There you go. Still. And also, are there any new?

What was I saying?

That's the question. Are there any new countries you wish to expand to?

The problem's not cash or the Servcorp system. The problem is training the general management because I seriously don't think that we've got a competitor yet in the marketplace that has the underlying IT systems. There isn't even one that has a global database, which we've got, so that we can actually communicate with our clients. So it comes back to management, and I think that Japan, Middle East, Europe, and America is getting there very slowly, I must say. We've got management that can handle it, and it's a matter of getting your own team to believe how different your product is. And often, they don't. It's a training problem. Once again, look, your return on your capital invested, if you have a look at your balance sheet, if you have a look at our balance sheet, 50% of our balance sheet's in cash.

We've got about, call it, AUD 100 million invested in the profit-earning entities. That's after you take all your write-offs, right? The net position. We're going to churn in, if you multiply by two, we'll churn in 80. It's okay. I don't see any reason to change dramatically what we're going to do. As for retirement, the only reason I didn't water ski yesterday, and I started water skiing, is the fucking boat ran out of petrol. Other than that, I'm still okay. I had to try and paddle it back with a ski. That was a workout in itself. Then I swam across the harbor. I said, "Hey, sharks. There are lots of bull sharks in Sydney Harbor." I said, "I won't hurt the sharks. It's okay." It's okay. Come on. What's your problem?

Hello. Mr. Moufarrige, from Stella. The budget and expansion of offices in H2 is very strong. Which regions are they planned for, and are there any green shoots in China yet, for example, and thank you for taking her question.

There are no green shoots in China. There's a little bit in the Middle East. We're looking at a few more. We're looking at Japan. We're not looking at Australia because we don't get a return on capital invested yet. In fact, I'm going to Osaka in the next 10 days. I'm going to London. We're also looking in London, but we haven't found anything we like yet. Have you got three minutes?

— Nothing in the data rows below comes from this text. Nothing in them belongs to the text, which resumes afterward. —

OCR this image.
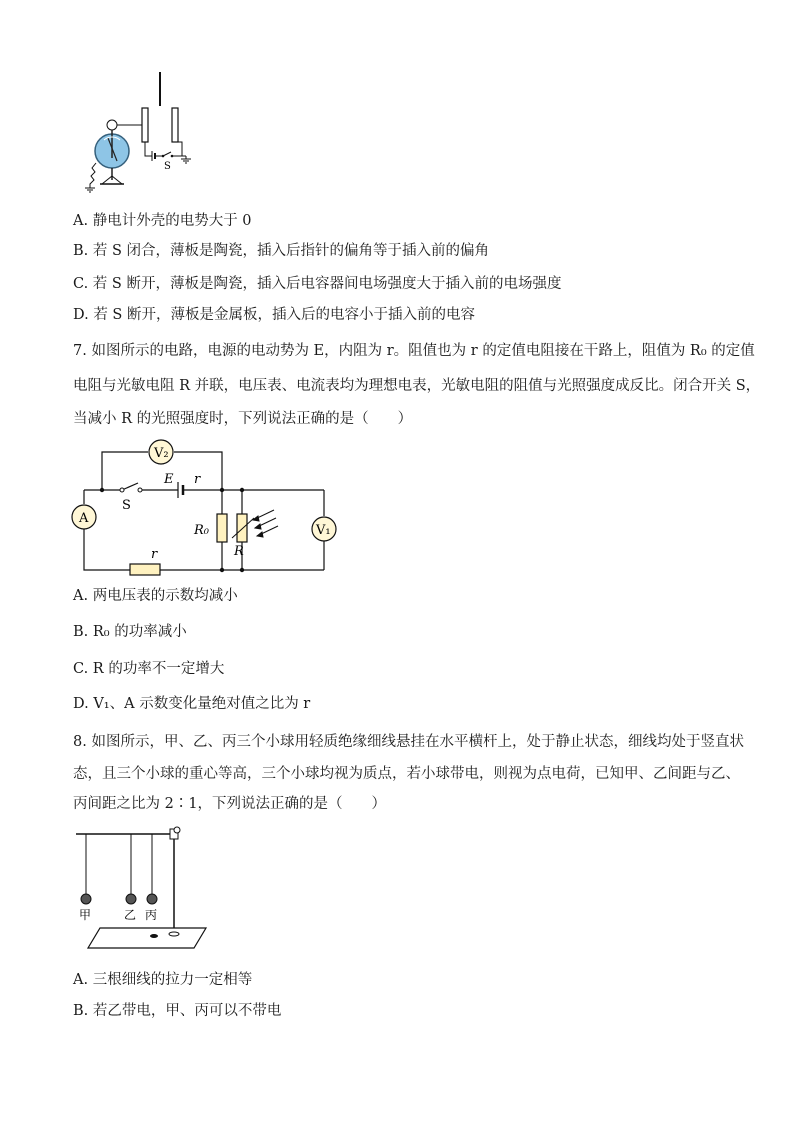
S
A. 静电计外壳的电势大于 0
B. 若 S 闭合，薄板是陶瓷，插入后指针的偏角等于插入前的偏角
C. 若 S 断开，薄板是陶瓷，插入后电容器间电场强度大于插入前的电场强度
D. 若 S 断开，薄板是金属板，插入后的电容小于插入前的电容
7. 如图所示的电路，电源的电动势为 E，内阻为 r。阻值也为 r 的定值电阻接在干路上，阻值为 R₀ 的定值
电阻与光敏电阻 R 并联，电压表、电流表均为理想电表，光敏电阻的阻值与光照强度成反比。闭合开关 S，
当减小 R 的光照强度时，下列说法正确的是（　　）
V₂
S
E r
A
r
R₀
R
V₁
A. 两电压表的示数均减小
B. R₀ 的功率减小
C. R 的功率不一定增大
D. V₁、A 示数变化量绝对值之比为 r
8. 如图所示，甲、乙、丙三个小球用轻质绝缘细线悬挂在水平横杆上，处于静止状态，细线均处于竖直状
态，且三个小球的重心等高，三个小球均视为质点，若小球带电，则视为点电荷，已知甲、乙间距与乙、
丙间距之比为 2∶1，下列说法正确的是（　　）
甲	乙 丙
A. 三根细线的拉力一定相等
B. 若乙带电，甲、丙可以不带电
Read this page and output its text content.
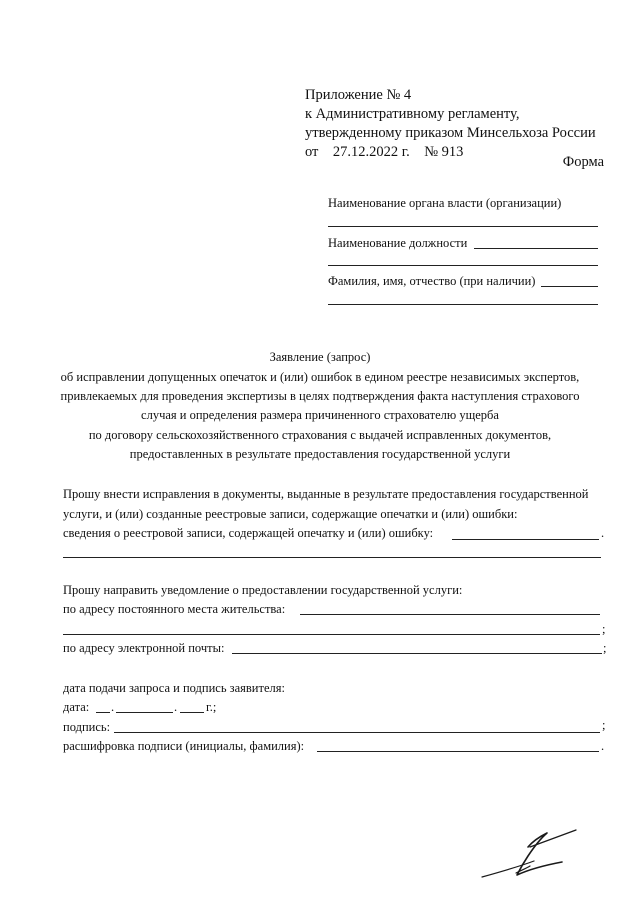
Приложение № 4
к Административному регламенту,
утвержденному приказом Минсельхоза России
от    27.12.2022 г.    № 913
Форма
Наименование органа власти (организации)
Наименование должности
Фамилия, имя, отчество (при наличии)
Заявление (запрос)
об исправлении допущенных опечаток и (или) ошибок в едином реестре независимых экспертов,
привлекаемых для проведения экспертизы в целях подтверждения факта наступления страхового
случая и определения размера причиненного страхователю ущерба
по договору сельскохозяйственного страхования с выдачей исправленных документов,
предоставленных в результате предоставления государственной услуги
Прошу внести исправления в документы, выданные в результате предоставления государственной
услуги, и (или) созданные реестровые записи, содержащие опечатки и (или) ошибки:
сведения о реестровой записи, содержащей опечатку и (или) ошибку:	.
Прошу направить уведомление о предоставлении государственной услуги:
по адресу постоянного места жительства:
;
по адресу электронной почты:	;
дата подачи запроса и подпись заявителя:
дата: .	. г.;
подпись:	;
расшифровка подписи (инициалы, фамилия):	.
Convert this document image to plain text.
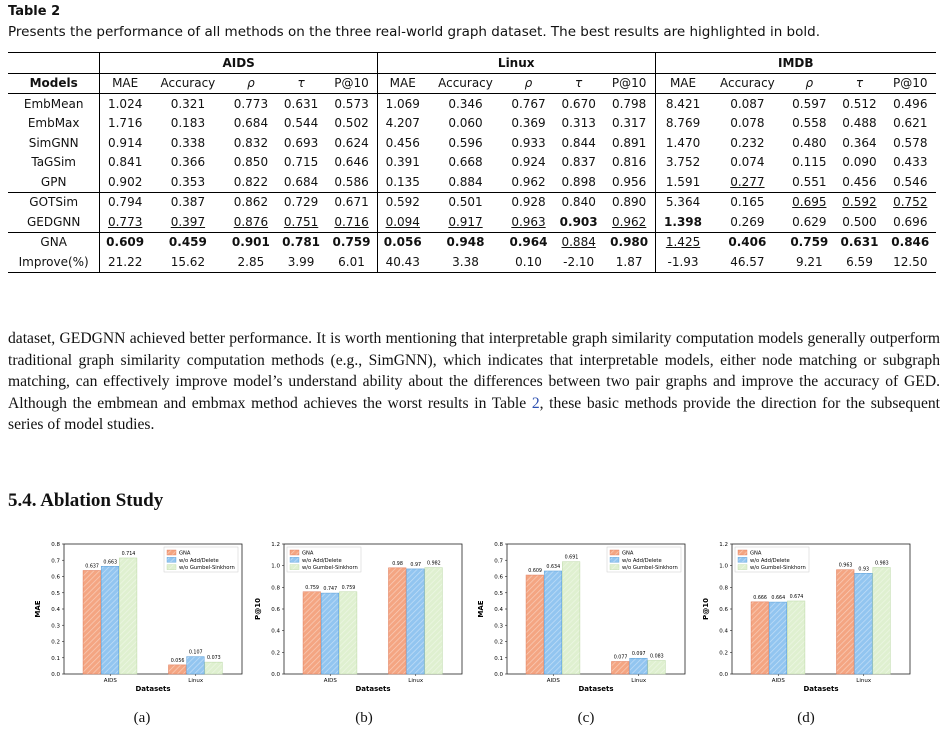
Table 2
Presents the performance of all methods on the three real-world graph dataset. The best results are highlighted in bold.
	AIDS					Linux					IMDB				
Models	MAE	Accuracy	ρ	τ	P@10	MAE	Accuracy	ρ	τ	P@10	MAE	Accuracy	ρ	τ	P@10
EmbMean	1.024	0.321	0.773	0.631	0.573	1.069	0.346	0.767	0.670	0.798	8.421	0.087	0.597	0.512	0.496
EmbMax	1.716	0.183	0.684	0.544	0.502	4.207	0.060	0.369	0.313	0.317	8.769	0.078	0.558	0.488	0.621
SimGNN	0.914	0.338	0.832	0.693	0.624	0.456	0.596	0.933	0.844	0.891	1.470	0.232	0.480	0.364	0.578
TaGSim	0.841	0.366	0.850	0.715	0.646	0.391	0.668	0.924	0.837	0.816	3.752	0.074	0.115	0.090	0.433
GPN	0.902	0.353	0.822	0.684	0.586	0.135	0.884	0.962	0.898	0.956	1.591	0.277	0.551	0.456	0.546
GOTSim	0.794	0.387	0.862	0.729	0.671	0.592	0.501	0.928	0.840	0.890	5.364	0.165	0.695	0.592	0.752
GEDGNN	0.773	0.397	0.876	0.751	0.716	0.094	0.917	0.963	0.903	0.962	1.398	0.269	0.629	0.500	0.696
GNA	0.609	0.459	0.901	0.781	0.759	0.056	0.948	0.964	0.884	0.980	1.425	0.406	0.759	0.631	0.846
Improve(%)	21.22	15.62	2.85	3.99	6.01	40.43	3.38	0.10	-2.10	1.87	-1.93	46.57	9.21	6.59	12.50
dataset, GEDGNN achieved better performance. It is worth mentioning that interpretable graph similarity computation models generally outperform traditional graph similarity computation methods (e.g., SimGNN), which indicates that interpretable models, either node matching or subgraph matching, can effectively improve model’s understand ability about the differences between two pair graphs and improve the accuracy of GED. Although the embmean and embmax method achieves the worst results in Table 2, these basic methods provide the direction for the subsequent series of model studies.
5.4. Ablation Study
0.0
0.1
0.2
0.3
0.4
0.5
0.6
0.7
0.8
MAE
Datasets
AIDS
0.637
0.663
0.714
Linux
0.056
0.107
0.073
GNA
w/o Add/Delete
w/o Gumbel-Sinkhorn
0.0
0.2
0.4
0.6
0.8
1.0
1.2
P@10
Datasets
AIDS
0.759 0.747 0.759
Linux
0.98 0.97 0.982
GNA
w/o Add/Delete
w/o Gumbel-Sinkhorn
0.0
0.1
0.2
0.3
0.4
0.5
0.6
0.7
0.8
MAE
Datasets
AIDS
0.609
0.634
0.691
Linux
0.077
0.097 0.083
GNA
w/o Add/Delete
w/o Gumbel-Sinkhorn
0.0
0.2
0.4
0.6
0.8
1.0
1.2
P@10
Datasets
AIDS
0.666 0.664 0.674
Linux
0.963
0.93
0.983
GNA
w/o Add/Delete
w/o Gumbel-Sinkhorn
(a)	(b)	(c)	(d)
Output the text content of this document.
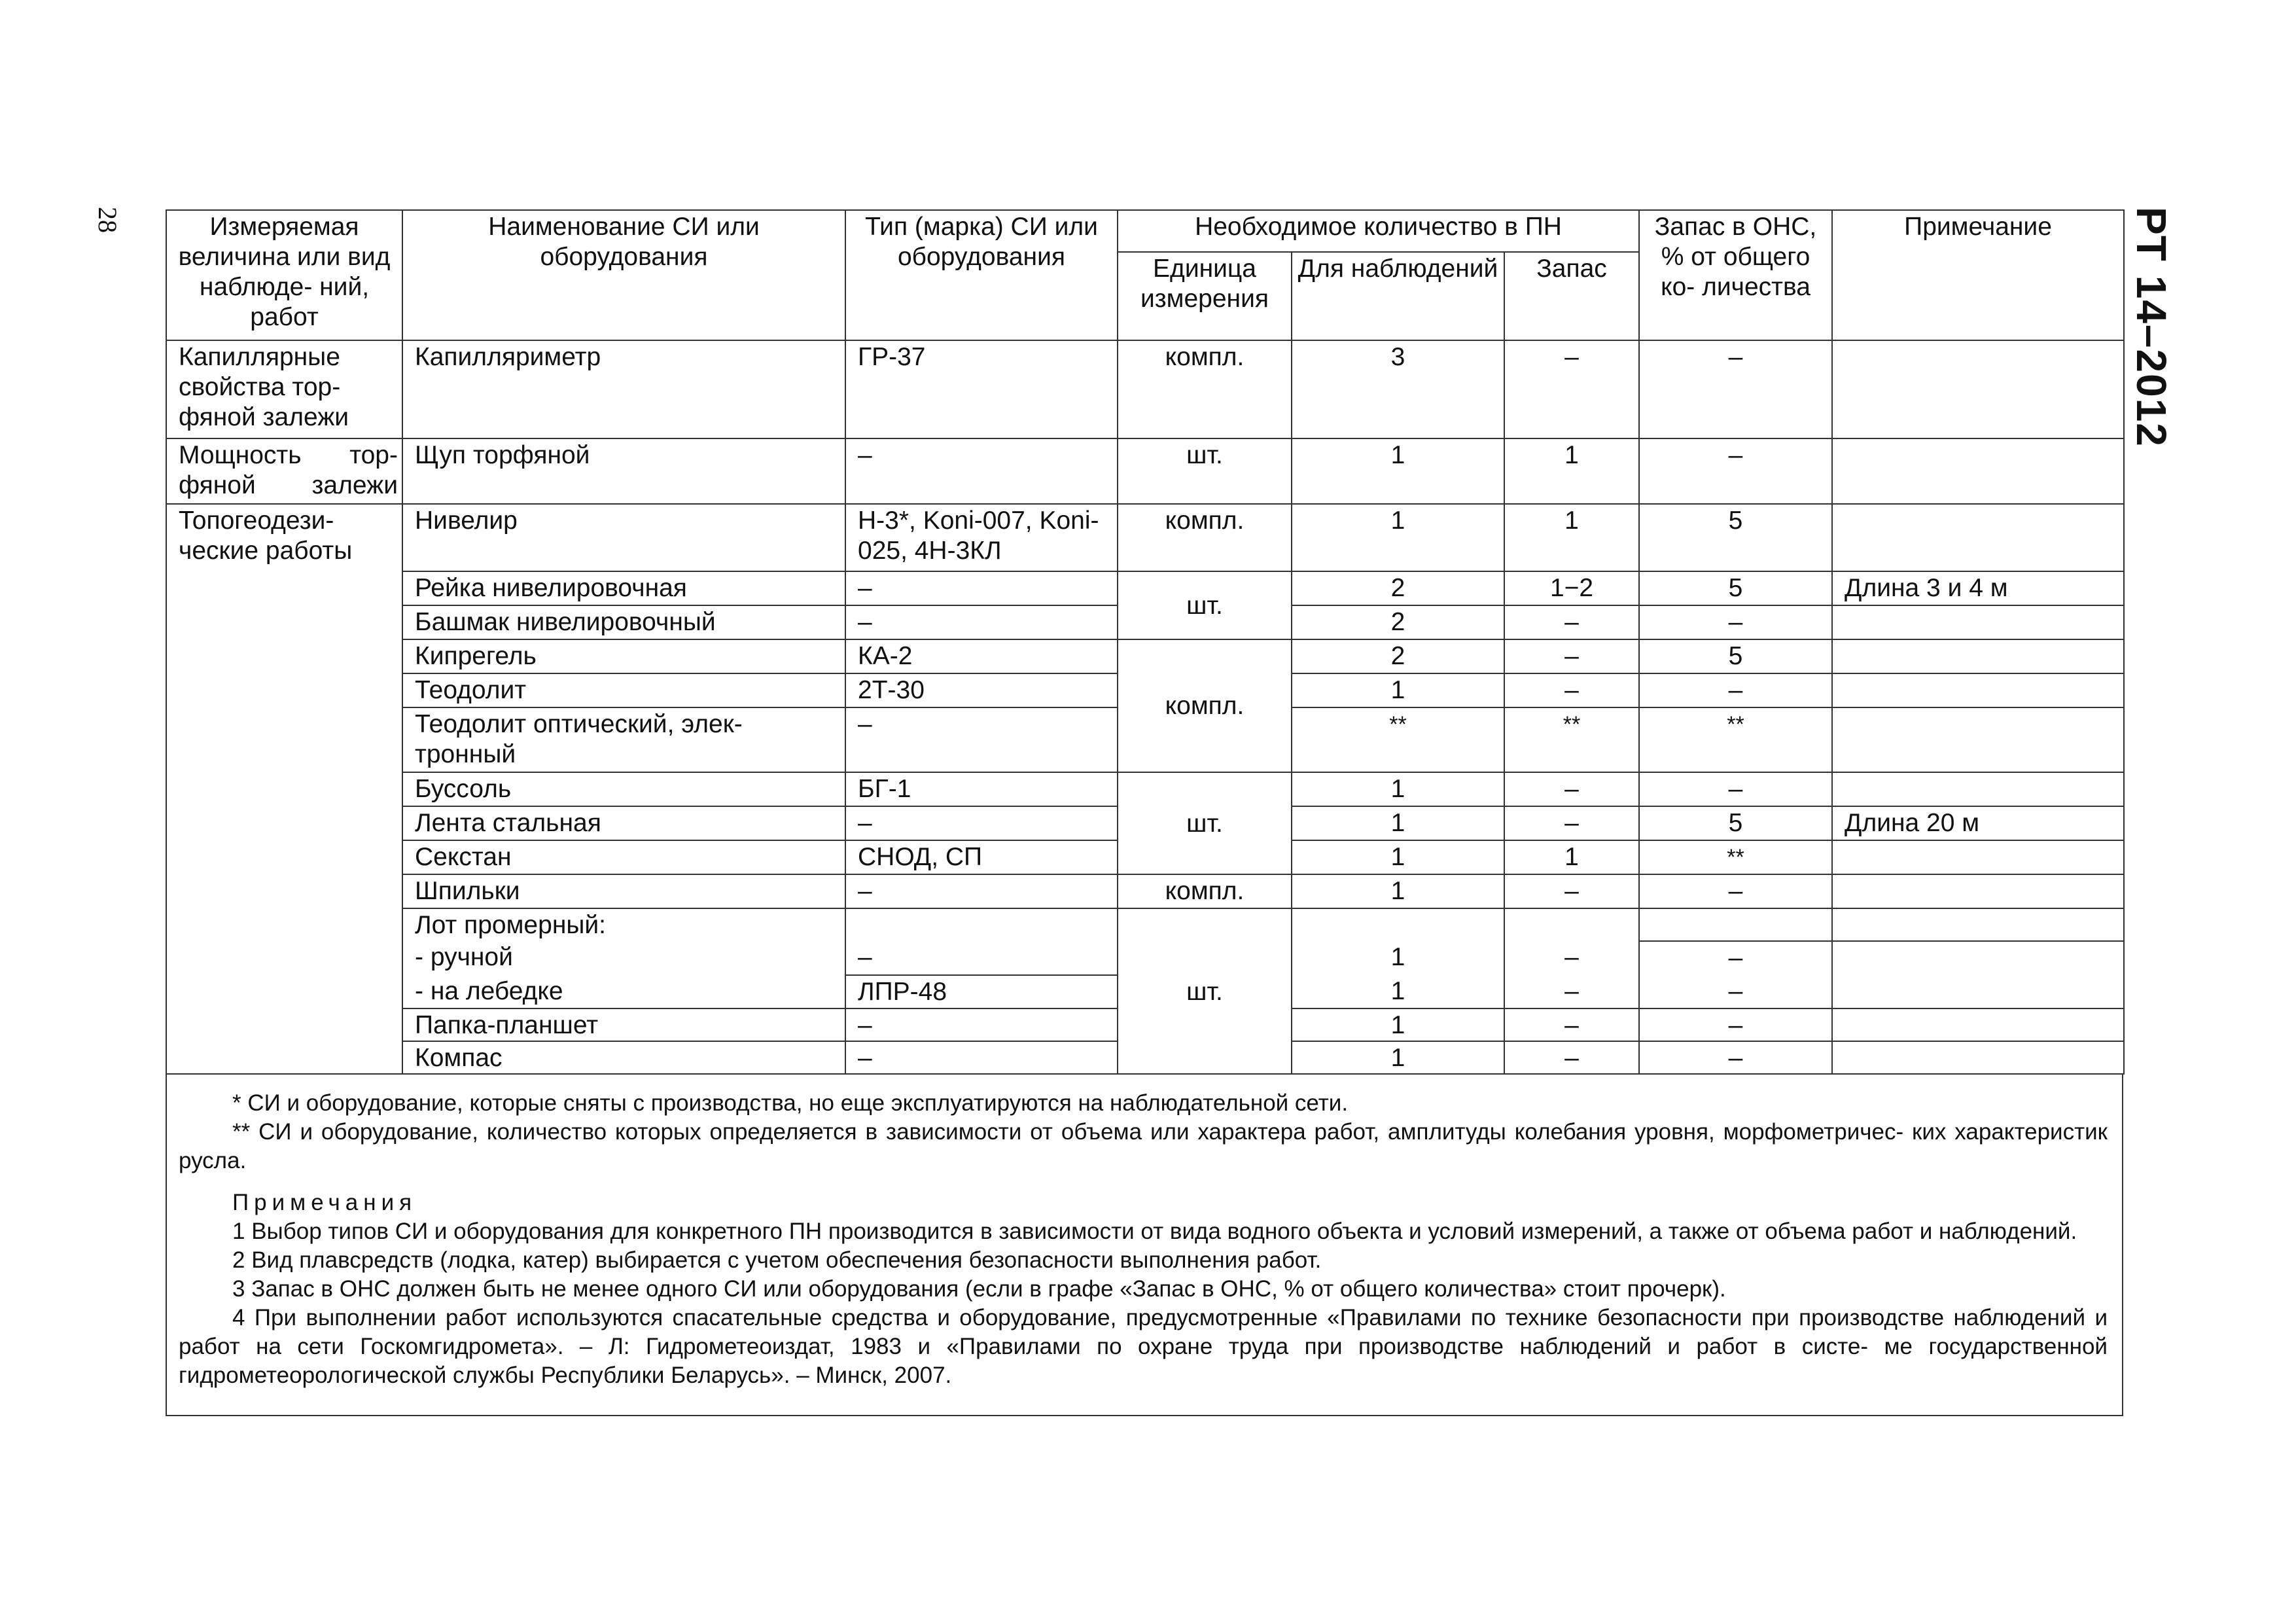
28	РТ 14–2012
Измеряемая величина или вид наблюде- ний, работ	Наименование СИ или оборудования	Тип (марка) СИ или оборудования	Необходимое количество в ПН			Запас в ОНС, % от общего ко- личества	Примечание
			Единица измерения	Для наблюдений	Запас		
Капиллярные свойства тор- фяной залежи	Капилляриметр	ГР-37	компл.	3	–	–	
Мощность тор- фяной залежи	Щуп торфяной	–	шт.	1	1	–	
Топогеодези- ческие работы	Нивелир	Н-3*, Koni-007, Koni-025, 4Н-3КЛ	компл.	1	1	5	
	Рейка нивелировочная	–	шт.	2	1−2	5	Длина 3 и 4 м
	Башмак нивелировочный	–		2	–	–	
	Кипрегель	КА-2	компл.	2	–	5	
	Теодолит	2Т-30		1	–	–	
	Теодолит оптический, элек- тронный	–		**	**	**	
	Буссоль	БГ-1	шт.	1	–	–	
	Лента стальная	–		1	–	5	Длина 20 м
	Секстан	СНОД, СП		1	1	**	
	Шпильки	–	компл.	1	–	–	
	Лот промерный:		шт.				
	- ручной	–		1	–	–	
	- на лебедке	ЛПР-48		1	–	–	
	Папка-планшет	–		1	–	–	
	Компас	–		1	–	–	

* СИ и оборудование, которые сняты с производства, но еще эксплуатируются на наблюдательной сети.

** СИ и оборудование, количество которых определяется в зависимости от объема или характера работ, амплитуды колебания уровня, морфометричес- ких характеристик русла.

Примечания

1 Выбор типов СИ и оборудования для конкретного ПН производится в зависимости от вида водного объекта и условий измерений, а также от объема работ и наблюдений.

2 Вид плавсредств (лодка, катер) выбирается с учетом обеспечения безопасности выполнения работ.

3 Запас в ОНС должен быть не менее одного СИ или оборудования (если в графе «Запас в ОНС, % от общего количества» стоит прочерк).

4 При выполнении работ используются спасательные средства и оборудование, предусмотренные «Правилами по технике безопасности при производстве наблюдений и работ на сети Госкомгидромета». – Л: Гидрометеоиздат, 1983 и «Правилами по охране труда при производстве наблюдений и работ в систе- ме государственной гидрометеорологической службы Республики Беларусь». – Минск, 2007.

Final question, I think, from Ronnie.

Here's the final question.

You sort of answered already, but why would we retain AUD 130 million of cash and only pay 50% as the earnings and dividends? She sort of explained before.

Who was that?

Ronnie Chng.

If everybody keeps complaining about the amount of cash we're keeping, we will seriously put a big boat out there, but we're not going to pay a higher dividend in the foreseeable future. We will if our profits continue to increase, but we will never let our bank balance drop below AUD 120 million because when it hits AUD 120 million, I get nervous if it's dropping rather than if it's going up. Come on. How can you ask for a better, how can you ask for a better result than this? Somebody should just, why nobody's asked, "How do we do it?

You wouldn't tell anyone.

No, I won't. But that's okay. Can we stop now?

Yeah.

No questions from you guys. Going, going. Meeting closed.